A few low-priority comments.

I tend to agree with Mick's approach that we'd have specific manglers and use those sometimes or not at all; ome use cases will have mangling and some data just doesn't need it or would be harmless.

Despite some inefficiencies are the "ingredients" necessary for further breakdown? What are the scenarios we envision implementing that require a different composition?

[withinfocus]

ℹ️ Seems ... inaccurate to me. Something to ask about internally.

[theMickster]

Fair point and likely correct.
Without any access to environments outside my own, I took a random guess to get some data that 'looked' normal with plenty of examples of things other than logins.

[withinfocus]

A ⛏️ like my other comment -- and this can just be a future PR to tweak -- but I think / hope this is skewed more toward fair. This makes me want to suggest something more aligned with your "developer" option above and to have additional distributions for "power users" or similar.

[withinfocus]

Does the "fake" addition really stop anyone from using it though? And what do scanners say?
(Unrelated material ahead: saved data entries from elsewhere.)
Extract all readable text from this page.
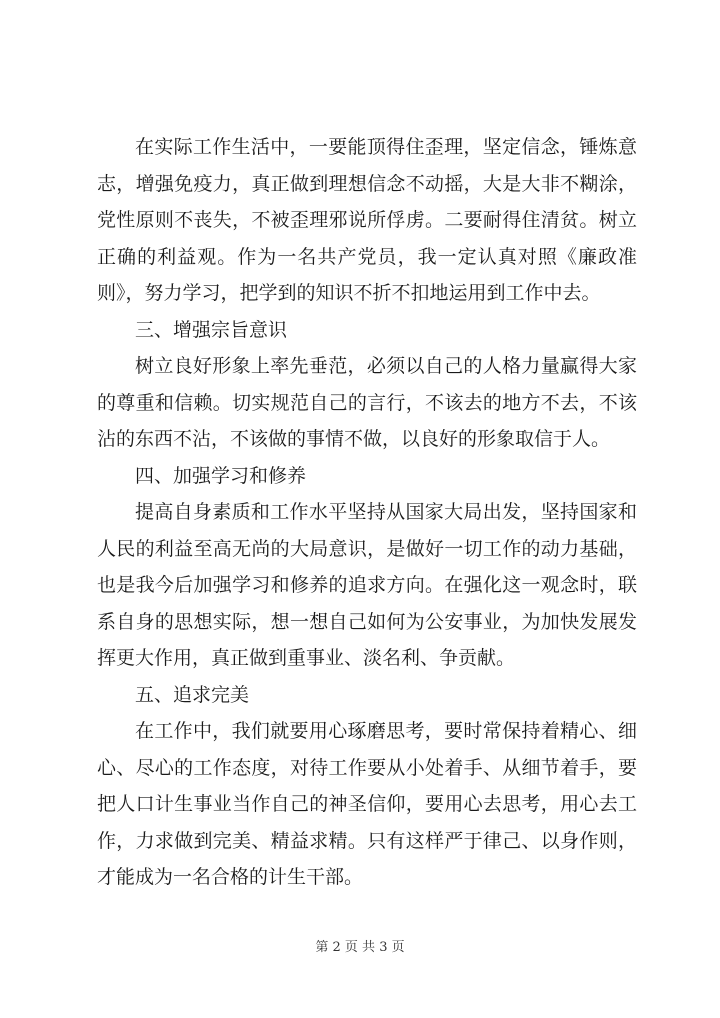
在实际工作生活中，一要能顶得住歪理，坚定信念，锤炼意
志，增强免疫力，真正做到理想信念不动摇，大是大非不糊涂，
党性原则不丧失，不被歪理邪说所俘虏。二要耐得住清贫。树立
正确的利益观。作为一名共产党员，我一定认真对照《廉政准
则》，努力学习，把学到的知识不折不扣地运用到工作中去。
三、增强宗旨意识
树立良好形象上率先垂范，必须以自己的人格力量赢得大家
的尊重和信赖。切实规范自己的言行，不该去的地方不去，不该
沾的东西不沾，不该做的事情不做，以良好的形象取信于人。
四、加强学习和修养
提高自身素质和工作水平坚持从国家大局出发，坚持国家和
人民的利益至高无尚的大局意识，是做好一切工作的动力基础，
也是我今后加强学习和修养的追求方向。在强化这一观念时，联
系自身的思想实际，想一想自己如何为公安事业，为加快发展发
挥更大作用，真正做到重事业、淡名利、争贡献。
五、追求完美
在工作中，我们就要用心琢磨思考，要时常保持着精心、细
心、尽心的工作态度，对待工作要从小处着手、从细节着手，要
把人口计生事业当作自己的神圣信仰，要用心去思考，用心去工
作，力求做到完美、精益求精。只有这样严于律己、以身作则，
才能成为一名合格的计生干部。
第 2 页 共 3 页
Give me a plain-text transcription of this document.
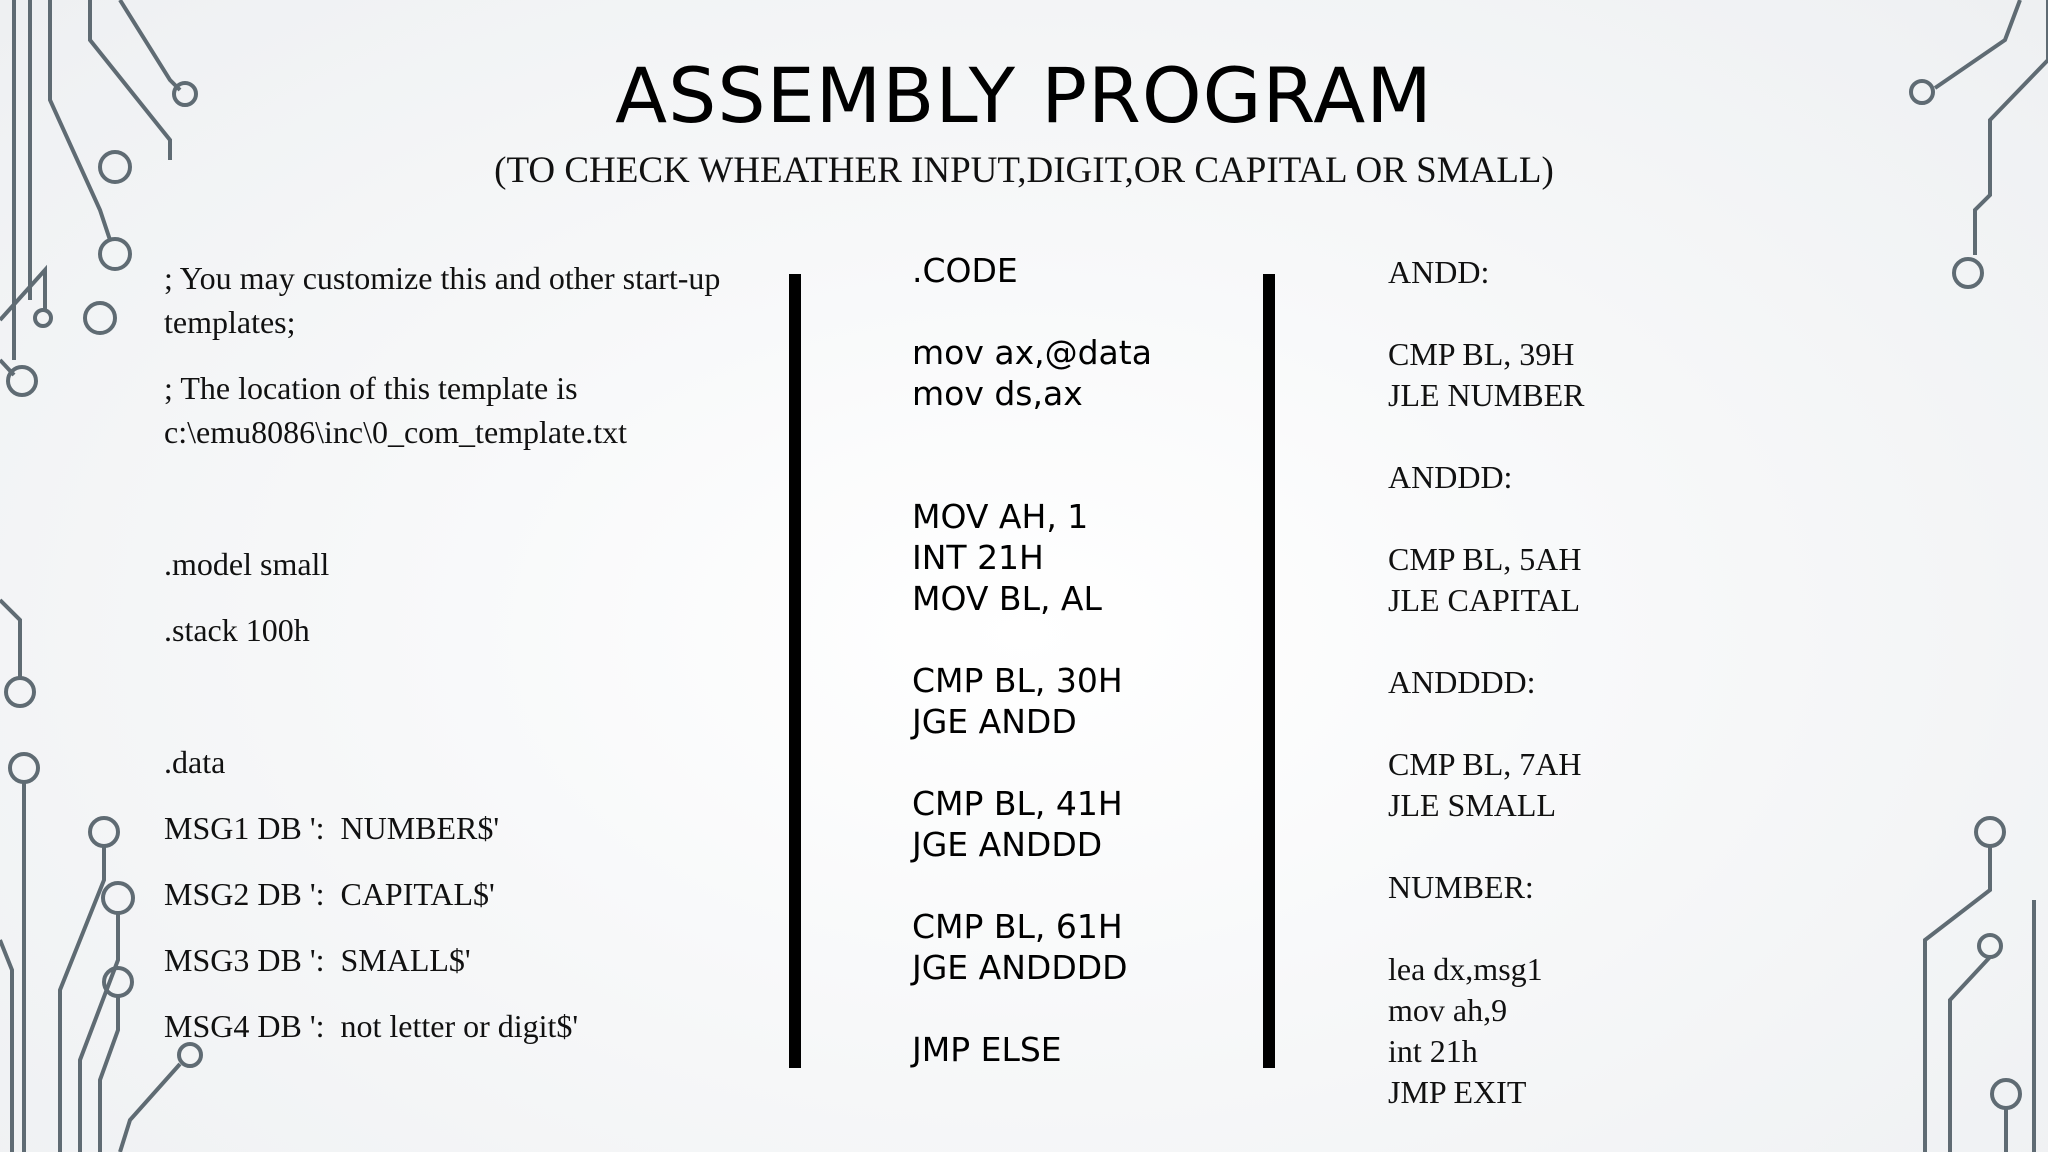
ASSEMBLY PROGRAM
(TO CHECK WHEATHER INPUT,DIGIT,OR CAPITAL OR SMALL)
; You may customize this and other start-up templates;
; The location of this template is
c:\emu8086\inc\0_com_template.txt
.model small
.stack 100h
.data
MSG1 DB ':  NUMBER$'
MSG2 DB ':  CAPITAL$'
MSG3 DB ':  SMALL$'
MSG4 DB ':  not letter or digit$'
.CODE
mov ax,@data
mov ds,ax
MOV AH, 1
INT 21H
MOV BL, AL
CMP BL, 30H
JGE ANDD
CMP BL, 41H
JGE ANDDD
CMP BL, 61H
JGE ANDDDD
JMP ELSE
ANDD:
CMP BL, 39H
JLE NUMBER
ANDDD:
CMP BL, 5AH
JLE CAPITAL
ANDDDD:
CMP BL, 7AH
JLE SMALL
NUMBER:
lea dx,msg1
mov ah,9
int 21h
JMP EXIT
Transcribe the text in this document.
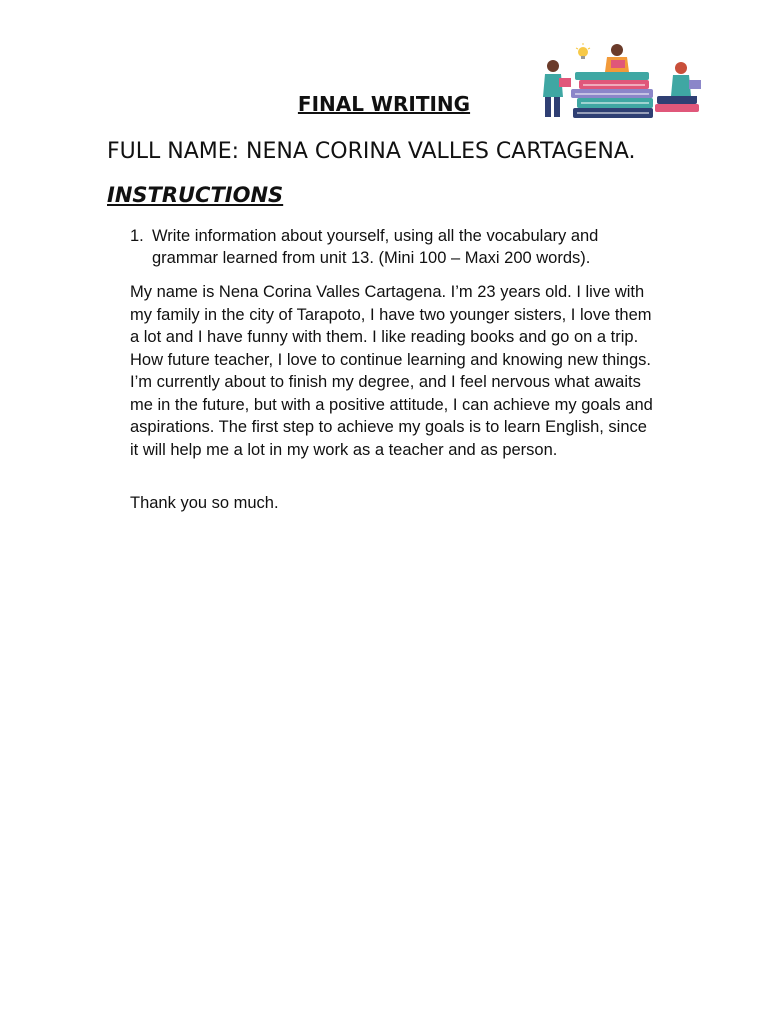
FINAL WRITING

FULL NAME: NENA CORINA VALLES CARTAGENA.

INSTRUCTIONS
1. Write information about yourself, using all the vocabulary and grammar learned from unit 13. (Mini 100 – Maxi 200 words).

My name is Nena Corina Valles Cartagena. I’m 23 years old. I live with my family in the city of Tarapoto, I have two younger sisters, I love them a lot and I have funny with them. I like reading books and go on a trip. How future teacher, I love to continue learning and knowing new things. I’m currently about to finish my degree, and I feel nervous what awaits me in the future, but with a positive attitude, I can achieve my goals and aspirations. The first step to achieve my goals is to learn English, since it will help me a lot in my work as a teacher and as person.

Thank you so much.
I would want it to pass and validators our user experience might have first.

[withinfocus]

There are a good number of ways to use a seed to make TOTPs. This feels especially low-priority to need to test to me, as we're not testing the user's security itself. I suppose some use cases will "need" it but not totally sure what those are, in a hard-required sense.

[claude]

🎨 SUGGESTED: The .Distinct() call on line 19 could result in fewer unique names if Commerce.Department() returns duplicates. This means _folderNames.Length may be less than _namePoolSize (50), potentially causing less diverse folder names than expected.

Consider either:

1. Generating more names initially (e.g., 100) to ensure 50+ unique values after deduplication
2. Documenting the expected minimum unique count

This is a minor edge case - the current behavior is functional, just may produce less variety than the constant suggests.

[MGibson1]

Commenting for your response to MangleId class access modifier.

[MGibson1]

Non-blocking question: Under what circumstances are you expecting user keys to be provided?

Who is meant to produce those keys and how to they mangle to ensure tests can be executed in parallel?

[theMickster]

We needed the symmetric key in the Recipe to make folders (at least I'm fairly certain we do).
And, it just felt a little odd for the Seeder to return a UserWithKeys or some tuple.

[withinfocus]

Works for me, as for Gibson it seems.